Financial Metrics Rating – Bullish

DIS’s financial metrics are very good. The company does not hold much long-term debt relative to its industry group and yields a high return on shareholder’s equity. The rank is based on a low long-term debt to equity ratio relative to its industry group, high return on equity and low price to sales ratio.

Earnings Performance Rating – Bullish

DIS’s earnings performance has been strong. The company has a stable 5 year earnings trend and has outperformed analysts’ earnings estimates. The rank is based on poor EPS growth over the past 3-5 years, better than expected earnings in recent quarters, a relatively high projected P/E ratio and consistent earnings over the past 5 years.

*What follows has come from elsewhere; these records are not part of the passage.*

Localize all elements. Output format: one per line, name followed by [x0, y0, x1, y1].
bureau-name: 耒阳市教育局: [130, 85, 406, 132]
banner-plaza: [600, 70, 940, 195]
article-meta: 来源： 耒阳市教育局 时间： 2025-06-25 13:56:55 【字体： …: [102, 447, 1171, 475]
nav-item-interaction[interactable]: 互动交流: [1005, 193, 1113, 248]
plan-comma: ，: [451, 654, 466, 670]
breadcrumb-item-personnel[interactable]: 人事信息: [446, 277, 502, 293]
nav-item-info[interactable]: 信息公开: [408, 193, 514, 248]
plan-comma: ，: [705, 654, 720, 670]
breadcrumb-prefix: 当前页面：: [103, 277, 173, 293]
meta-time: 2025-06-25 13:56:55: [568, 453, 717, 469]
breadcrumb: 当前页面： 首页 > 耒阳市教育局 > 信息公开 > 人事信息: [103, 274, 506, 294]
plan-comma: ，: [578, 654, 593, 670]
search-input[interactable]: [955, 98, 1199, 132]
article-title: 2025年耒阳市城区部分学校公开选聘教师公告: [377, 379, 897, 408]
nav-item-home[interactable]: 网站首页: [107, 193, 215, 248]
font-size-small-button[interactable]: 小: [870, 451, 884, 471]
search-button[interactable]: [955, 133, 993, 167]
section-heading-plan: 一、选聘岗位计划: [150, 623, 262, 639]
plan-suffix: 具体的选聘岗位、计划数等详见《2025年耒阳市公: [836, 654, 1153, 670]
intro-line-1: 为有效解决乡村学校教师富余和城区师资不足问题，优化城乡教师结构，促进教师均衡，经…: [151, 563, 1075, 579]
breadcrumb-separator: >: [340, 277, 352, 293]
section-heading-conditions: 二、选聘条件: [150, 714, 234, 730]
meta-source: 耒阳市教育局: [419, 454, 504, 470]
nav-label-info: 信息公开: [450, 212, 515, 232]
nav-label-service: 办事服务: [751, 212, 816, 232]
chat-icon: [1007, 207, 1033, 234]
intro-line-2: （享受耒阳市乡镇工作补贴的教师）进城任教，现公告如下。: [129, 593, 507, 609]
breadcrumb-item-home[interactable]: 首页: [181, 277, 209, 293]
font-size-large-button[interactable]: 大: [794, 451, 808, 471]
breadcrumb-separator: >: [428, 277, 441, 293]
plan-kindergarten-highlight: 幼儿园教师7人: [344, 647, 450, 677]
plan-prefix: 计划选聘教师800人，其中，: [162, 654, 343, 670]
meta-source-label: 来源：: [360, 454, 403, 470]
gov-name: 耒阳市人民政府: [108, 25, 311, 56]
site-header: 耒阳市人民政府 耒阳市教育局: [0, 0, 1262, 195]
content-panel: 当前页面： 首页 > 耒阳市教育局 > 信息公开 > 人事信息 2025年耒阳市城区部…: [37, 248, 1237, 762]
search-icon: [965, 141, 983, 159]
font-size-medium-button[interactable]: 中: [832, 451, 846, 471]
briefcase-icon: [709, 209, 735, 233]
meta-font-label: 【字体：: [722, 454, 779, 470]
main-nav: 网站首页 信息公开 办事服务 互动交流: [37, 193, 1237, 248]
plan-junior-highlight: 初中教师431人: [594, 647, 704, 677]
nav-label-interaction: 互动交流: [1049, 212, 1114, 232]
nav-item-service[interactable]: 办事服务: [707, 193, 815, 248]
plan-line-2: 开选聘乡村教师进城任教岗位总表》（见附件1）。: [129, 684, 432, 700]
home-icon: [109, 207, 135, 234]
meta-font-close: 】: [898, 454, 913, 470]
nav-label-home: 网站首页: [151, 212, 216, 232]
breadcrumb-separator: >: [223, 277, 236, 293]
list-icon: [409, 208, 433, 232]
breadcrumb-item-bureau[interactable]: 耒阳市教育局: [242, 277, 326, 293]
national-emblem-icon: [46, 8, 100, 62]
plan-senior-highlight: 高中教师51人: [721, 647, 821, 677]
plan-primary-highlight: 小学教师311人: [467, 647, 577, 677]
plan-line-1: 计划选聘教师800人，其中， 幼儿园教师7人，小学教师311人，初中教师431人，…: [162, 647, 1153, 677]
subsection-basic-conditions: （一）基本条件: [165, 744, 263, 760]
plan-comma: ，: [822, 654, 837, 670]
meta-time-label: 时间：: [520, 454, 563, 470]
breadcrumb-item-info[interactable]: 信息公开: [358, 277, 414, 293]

Price/Volume Activity Rating – Bullish

Price and volume activity for DIS is bullish. DIS is experiencing sustained buying and has outperformed the S&P 500 over 26 weeks. The rank for DIS is based on its price strength versus the market, positive Chaikin money flow, a positive Chaikin price trend and a negative Chaikin price trend ROC

Expert Opinions – Bullish

Expert opinions about DIS are positive. Insiders are net buyers of DIS’s stock and analysts are raising their EPS estimates for DIS. The rank for DIS is based on analysts revising earnings estimates upward, a low short interest ratio, insiders purchasing stock and pessimistic analyst opinions.